O velho Kadett estava parado há já alguns dias à porta de casa. "Não me venhas buscar não, Henrique, e depois queixa-te que a bateria descarrega", pensou. Tinha passado a última semana e meia ali na rua. A Dona Francisca, quando passava, agora ainda mais devagar e já agarrada ao andarilho, descansava ali ao lado e dizia "Ai, Kadett, estás como eu. Já estamos como havemos de ir...". E ali ficava mais uns instantes, a falar sobre o tempo, as pessoas e o pouco sentido que ambos fazem nos dias que correm. Kadett sabia que a Dona Francisca tinha uma lucidez muito superior à de muitos jovens, até mesmo quando conversava com um carro.

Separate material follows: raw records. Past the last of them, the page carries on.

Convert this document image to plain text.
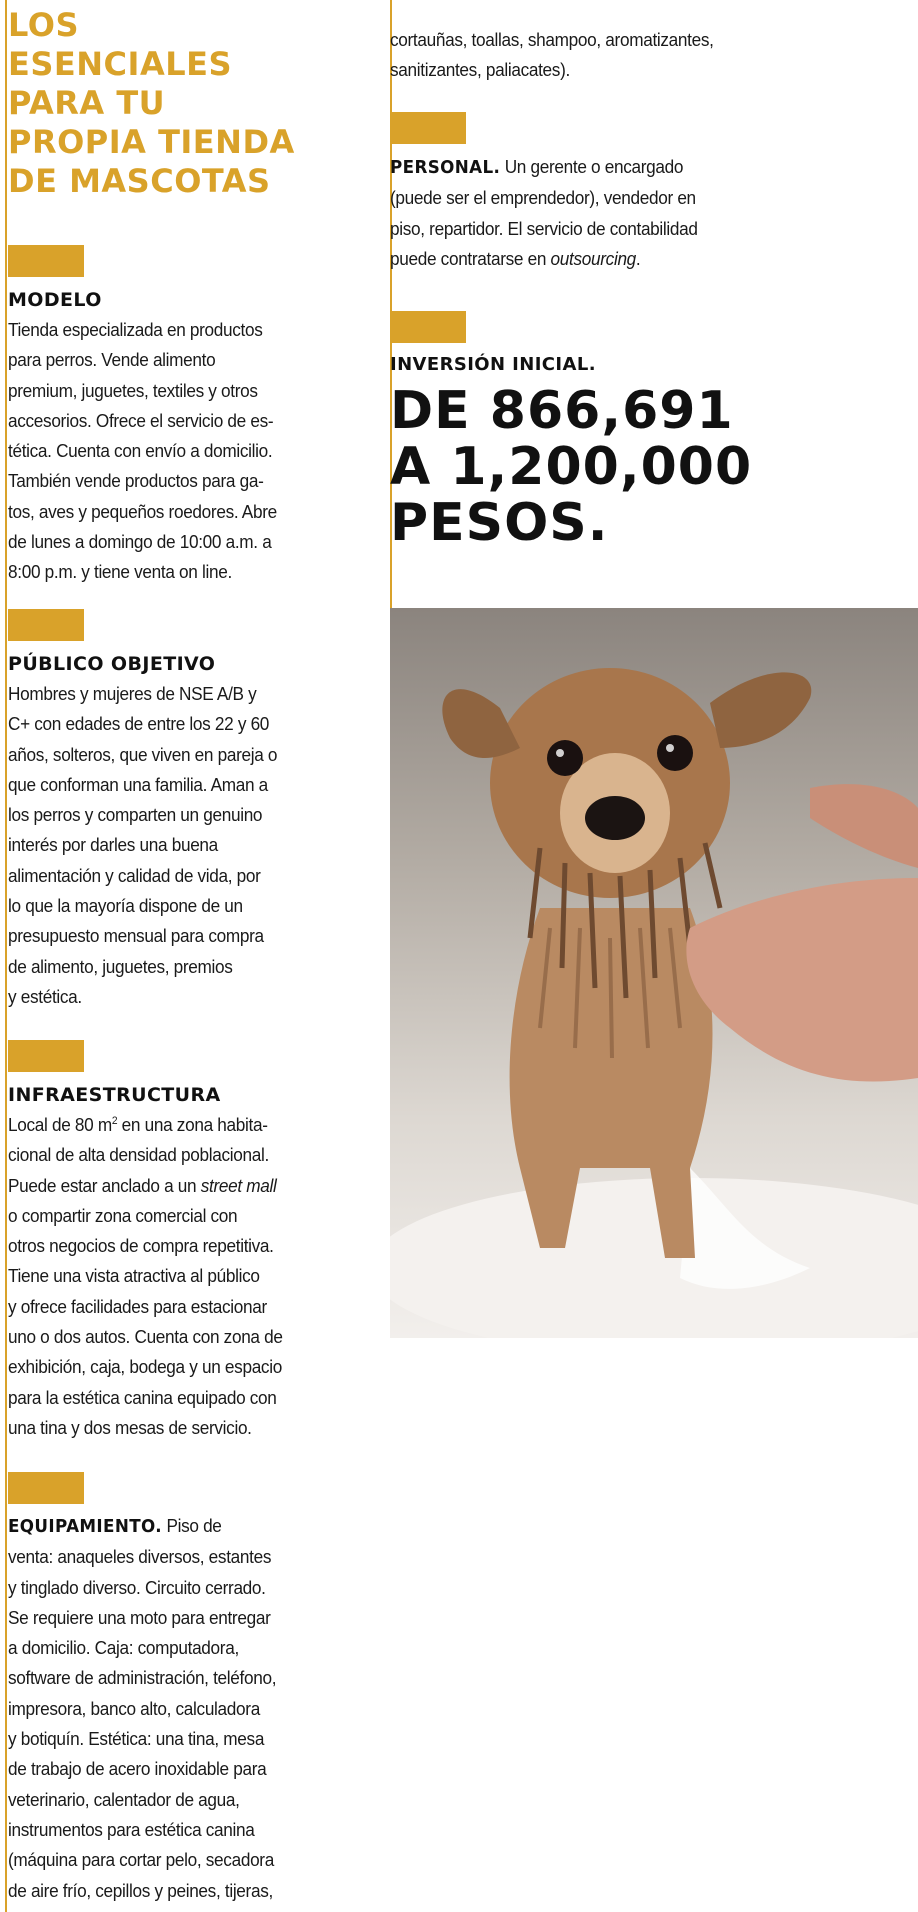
LOS
ESENCIALES
PARA TU
PROPIA TIENDA
DE MASCOTAS
MODELO
Tienda especializada en productos
para perros. Vende alimento
premium, juguetes, textiles y otros
accesorios. Ofrece el servicio de es-
tética. Cuenta con envío a domicilio.
También vende productos para ga-
tos, aves y pequeños roedores. Abre
de lunes a domingo de 10:00 a.m. a
8:00 p.m. y tiene venta on line.
PÚBLICO OBJETIVO
Hombres y mujeres de NSE A/B y
C+ con edades de entre los 22 y 60
años, solteros, que viven en pareja o
que conforman una familia. Aman a
los perros y comparten un genuino
interés por darles una buena
alimentación y calidad de vida, por
lo que la mayoría dispone de un
presupuesto mensual para compra
de alimento, juguetes, premios
y estética.
INFRAESTRUCTURA
Local de 80 $m^2$ en una zona habita-
cional de alta densidad poblacional.
Puede estar anclado a un street mall
o compartir zona comercial con
otros negocios de compra repetitiva.
Tiene una vista atractiva al público
y ofrece facilidades para estacionar
uno o dos autos. Cuenta con zona de
exhibición, caja, bodega y un espacio
para la estética canina equipado con
una tina y dos mesas de servicio.
EQUIPAMIENTO. Piso de
venta: anaqueles diversos, estantes
y tinglado diverso. Circuito cerrado.
Se requiere una moto para entregar
a domicilio. Caja: computadora,
software de administración, teléfono,
impresora, banco alto, calculadora
y botiquín. Estética: una tina, mesa
de trabajo de acero inoxidable para
veterinario, calentador de agua,
instrumentos para estética canina
(máquina para cortar pelo, secadora
de aire frío, cepillos y peines, tijeras,
cortauñas, toallas, shampoo, aromatizantes,
sanitizantes, paliacates).
PERSONAL. Un gerente o encargado
(puede ser el emprendedor), vendedor en
piso, repartidor. El servicio de contabilidad
puede contratarse en outsourcing.
INVERSIÓN INICIAL.
DE 866,691
A 1,200,000
PESOS.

E Dona Francisca lá seguiu, ao seu ritmo. Kadett acompanhou-a com o olhar, enternecido. Foi quando a velhota começou a desaparecer no fundo da rua que "ela" apareceu. Linda, branca, jovem, de uma elegância inigualável. "Que classe", pensou. À medida que a jovem se aproximou, tornou-se claro: vinha conduzida pelo Henrique. Kadett não ficou surpreendido. Sabia que, mais tarde ou mais cedo, isto iria acontecer... Só não tinha a certeza de estar preparado para ser trocado por uma "mulher".
Henrique passou, como o tempo, sem parar. Uma vez, duas, tantas. Um dia, estacionou mesmo em frente ao Kadett. Aproveitou para lhe colar uma folha manuscrita no vidro. "Trata"? Kadett não percebeu. Nem quis perceber.
Passou uma hora, duas, três... e ela continuava ali estacionada mesmo à sua frente. Linda, jovem, indiferente. Conseguiu finalmente ver-lhe o nome... Giulietta. Queria dizer-lhe alguma coisa, mas não conseguiu. Nunca conseguiria explicar-lhe que nenhuma aceleração se compara à do coração do Henrique quando, há 40 anos atrás, foi buscar pela primeira vez a Ivone para irem ao teatro. Que os travões ABS pouco interessam quando se transportam noivos, o primeiro filho, o segundo, o terceiro. Nunca seria capaz de lhe descrever a emoção de quem faz a primeira viagem do pequeno Tomás para a escola e depois a da Carminho. E as viagens diárias para o colégio, para a universidade e para a primeira entrevista do Duarte, o mais novo. Natais e Férias. Alegrias e tristezas. Os fechos centralizados passam a fazer muito pouco sentido quando a família se separa: se não conseguem chegar a um consenso em relação a nada, para que quererão abrir e fechar as portas em simultâneo?

Poderia dizer-lhe tanto, mas, naturalmente, não o fez. Uma jovem cheia de esperanças e de sonhos dificilmente ouviria um velho. E Kadett nunca foi muito dado a conversas. Muito menos com italianas.